The controversial "security wall" the Israelis are building across the West Bank, absorbing large swathes of it, was the brainchild of Barak, currently defense minister and leader of the Labor Party.

The Right may still seek Jewish domination, but, says Cook, "it may be more willing to redefine its paradigms than the Zionist Left."

earlier related report
Clinton still 'positive' on Mideast peace talks
Washington (AFP) Nov 10, 2010 - US Secretary of State Hillary Clinton expressed disappointment Wednesday that Israeli settlement building had deadlocked Middle East peace talks but remained optimistic about progress.

"We still believe a positive outcome is both possible and necessary," Clinton told a press conference in Washington. "Consultations continue on all sides and we will persevere."
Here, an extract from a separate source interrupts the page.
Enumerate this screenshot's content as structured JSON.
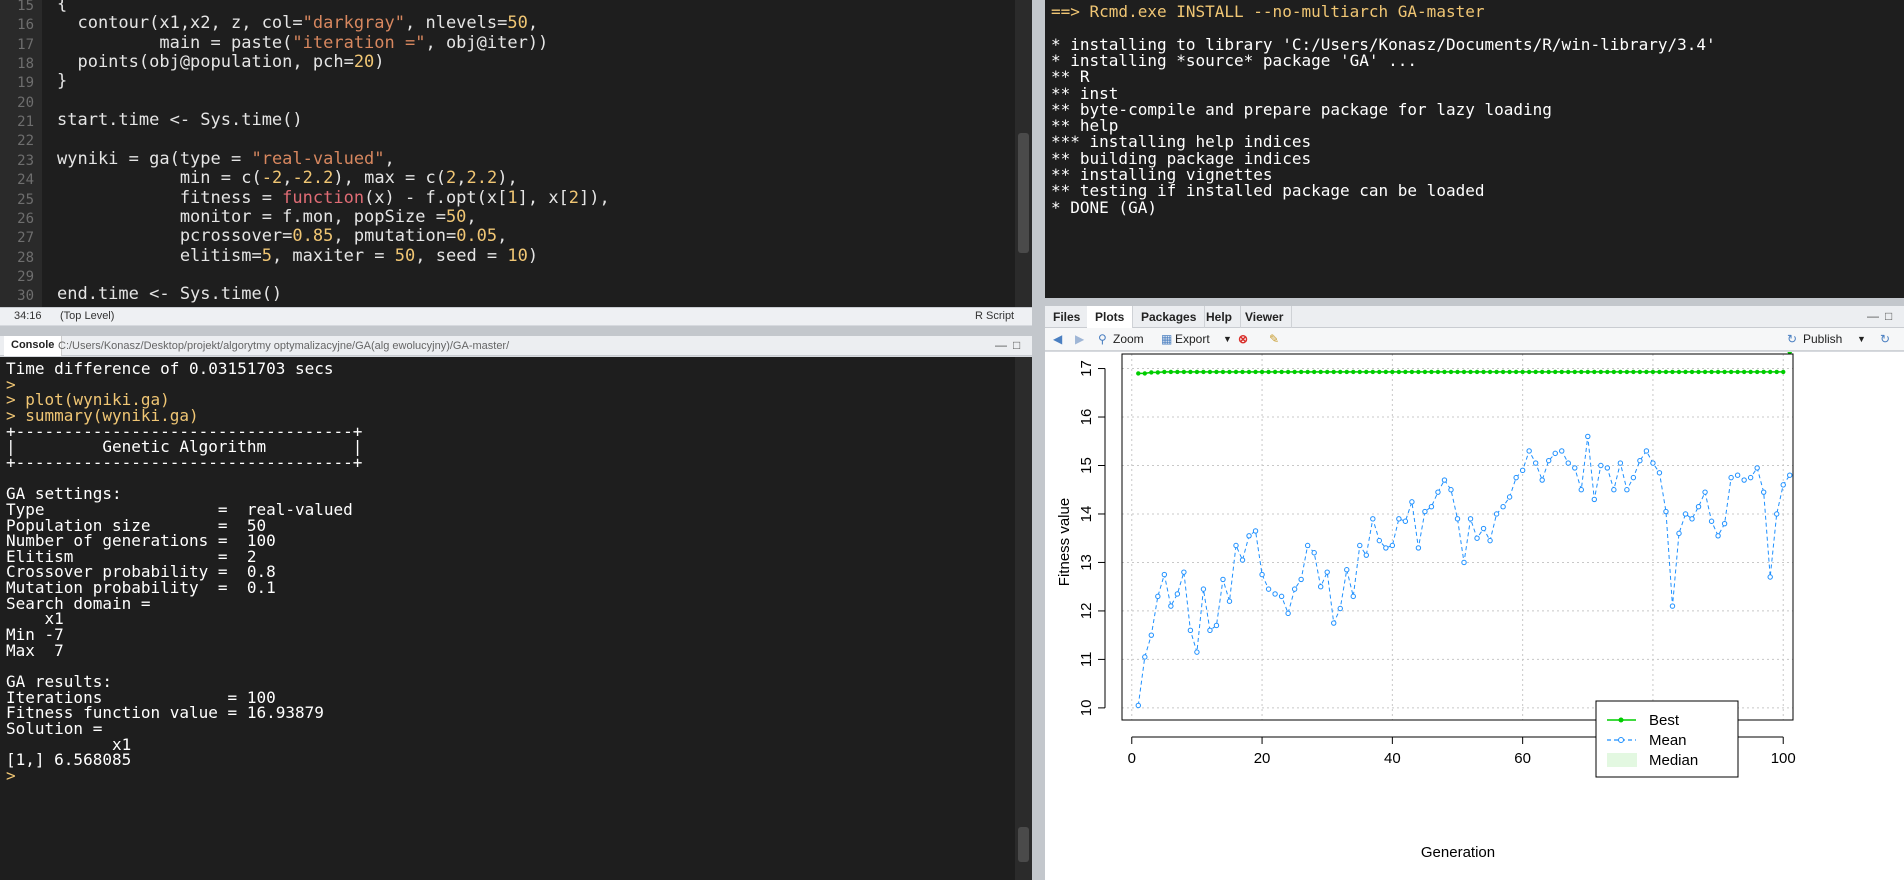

Both Clinton, who is to hold talks Thursday with Israeli Prime Minister Benjamin Netanyahu, and US President Barack Obama have condemned Israel for plans to build more than 1,300 new homes in annexed Arab east Jerusalem.

Direct peace talks began in September but ran aground six weeks ago when an Israeli moratorium on West Bank settlement construction expired, prompting the Palestinians to freeze negotiations until Israel reimposes the ban.

About 500,000 Israelis live in more than 120 settlements across the Palestinian occupied territories, which include the West Bank and east Jerusalem.

Palestinian leader Mahmud Abbas sees Jewish settlements as a major threat to the establishment of a viable state and views the freezing of settlement activity as a crucial test of Israel's intentions.

Obama has made kick-starting the deadlocked Middle East peace process a central plank of his foreign policy and Clinton refused to give up hope.

"I remain convinced that both Prime Minister Netanyahu and President Abbas want to realize the two-state solution," she said.

"Like any very difficult political challenge, it is often hard to find the path forward but we're absolutely committed to doing everything we can to assist the parties in doing so."

The United States on Tuesday disputed Israel's claims that the new settlements, which drew a furious response from the Palestinians, had no bearing on the peace talks.

"To suggest that this kind of announcement would not have an impact on the Palestinian side I think is incorrect," State Department spokesman Philip Crowley said.

At Wednesday's press conference, which featured Palestinian prime minister Salam Fayyad in Ramallah via video-link, Clinton also announced 150 million dollars in new assistance to the Palestinian Authority and called for other donor countries to step up aid.

The new funding was described as budget support for the Palestinians and is separate from the 400 million dollars in aid that Obama pledged in June during a White House visit by Palestinian leader Mahmud Abbas.